‘Clever girl.’ I grimaced.

He nodded. Glanced away.

‘A lovely one too,’ I said quickly, in case he thought I was knocking her. ‘She’s got pretty much everything, actually. Beauty, charm, brains. Chad,’ I added foolishly with a laugh, then wished I hadn’t. I could feel myself colouring. Why was I gabbling? ‘But unfortunately we couldn’t match her in the cerebral department.’ More quotation marks in the air around cerebral. Why? ‘Well, not that we could match her in any department,’ gabble gabble, ‘certainly not the looks department, obviously! Not that we were trying to, or anything.’ Do stop, Poppy.

‘I hadn’t realized she was in your group.’ He’d moved to the window to look out at the street below; had his back to me. He’d gone a bit clipped and terse suddenly. Not so shiny-eyed.

‘Well, as I say, it’s pretty much defunct now anyway. Although one or two people were talking about forming another one, a sort of radical offshoot, but minus the highbrow literary slant.’

Peggy had indeed scurried across the road a few days ago to suggest we read the latest Philippa Gregory, and then meet at her place to discuss it. Thursday at eight, oh, and by the way, it was themed. What you were wearing when the ship went down. And bring a bottle. Angus had got his costume already, apparently.

‘Oh no, we can’t, Peggy,’ I’d said, appalled. ‘What will Chad and Hope think?’

‘Chad and Hope won’t know,’ she’d told me firmly, stubbing out her cigarette in my clump of asters by the front door.

I wasn’t sure I could share this disreputable secret with Sam, though. The Armitages were his friends, they rode together – hacked out, I believed was the expression – and anyway, he’d moved on from holding my eyes for longer than was strictly necessary and was gazing abstractedly at the traffic. I’d lost his attention and had his back.

‘Well, I’ll be away,’ I said shortly, after a pause. I felt faintly uncomfortable. ‘Thank you so much for the erm … water. And the couch.’ And the terribly strong manly arms sprang to mind too, but happily not to my vocal chords, although it was nip and tuck.

‘Don’t forget your papers.’ He seemed to collect himself suddenly and turned to cross to his desk, handing me a large folder, full, no doubt, of the details of my stonking great inheritance: the wherewithal to educate my children at Cheltenham Ladies’ College and Eton, to put me in the Hope, Chad, Simon and Sam brigade, I thought suddenly. Yes, Henley and Harvey Nichols, here I come. Why then, was there less of a spring in my step than there should have been, as I left his office?

I carried Archie down the stairs. He’d woken up and was beaming at me, cheeks flushed with sleep, drumming his corduroy bootees against my tummy. I seized one of them and kissed it hard. It was the mention of Hope, I knew, that had rendered him a bit mute; had heralded a change of mood. Was he in love with her? Wouldn’t be difficult. But she was so happily married. So very unavailable. We all knew she and Chad couldn’t keep their hands off each other, couldn’t keep out of the bedroom. I remembered the first time Jennie and I had met them whilst looking for Leila, both looking very post-coital. Still, that didn’t stop the old ticker disobeying orders, did it?
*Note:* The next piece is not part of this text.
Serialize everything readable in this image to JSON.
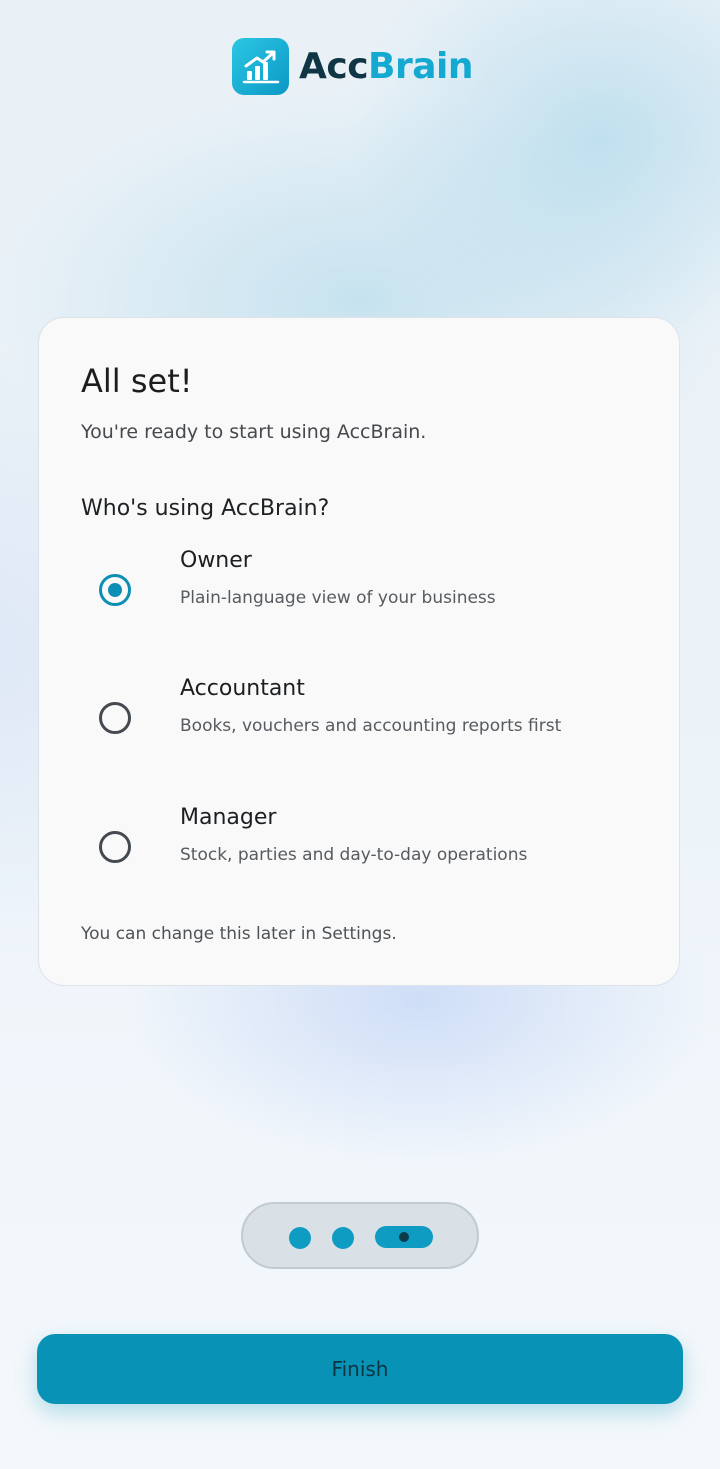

All the evidence being against one? When had that ever stood in the way of true love, or even, I thought wryly, true infatuation? I sighed.

Out in the high street I popped Archie back in his pushchair and was about to head off down the street, when I glanced back over my shoulder. To my surprise, this time he was there, at the window. Was he watching me go, or had he returned to his reverie, the one that had so saddened him earlier? Either way, we both turned away sharpish as our eyes met and I hurried on my way to Waitrose.

When I got back to my house, I found Jennie coming away from my locked front door. She was hastening down the cobbled path, a look of utter despair on her face.

‘Oh, thank God!’ she cried, stopping in her tracks at the gate when she saw me approach, Archie in my arms.

‘What is it?’ I hurried towards her.

‘Quick, get in.’ She seized the key from my hand, ran back to unlock my door and hustled me inside. Then she slammed the door behind us, her eyes wild as she turned to me in the hallway.

‘What?’ I breathed, terrified. ‘What’s happened?’

Clemmie, was my first thought: fallen out of a tree at nursery, or an accident with the scissors. At my very first parents’ evening Miss Hawkins had told me, in a doom-laden voice, that Clemmie had a problem. Heart in mouth I’d anticipated bullying, early anorexia. On being gravely informed her scissor control was not all it should be, I’d been unable to suppress a laugh. I wasn’t laughing now. They’d tried to reach me, obviously, but my mobile was off.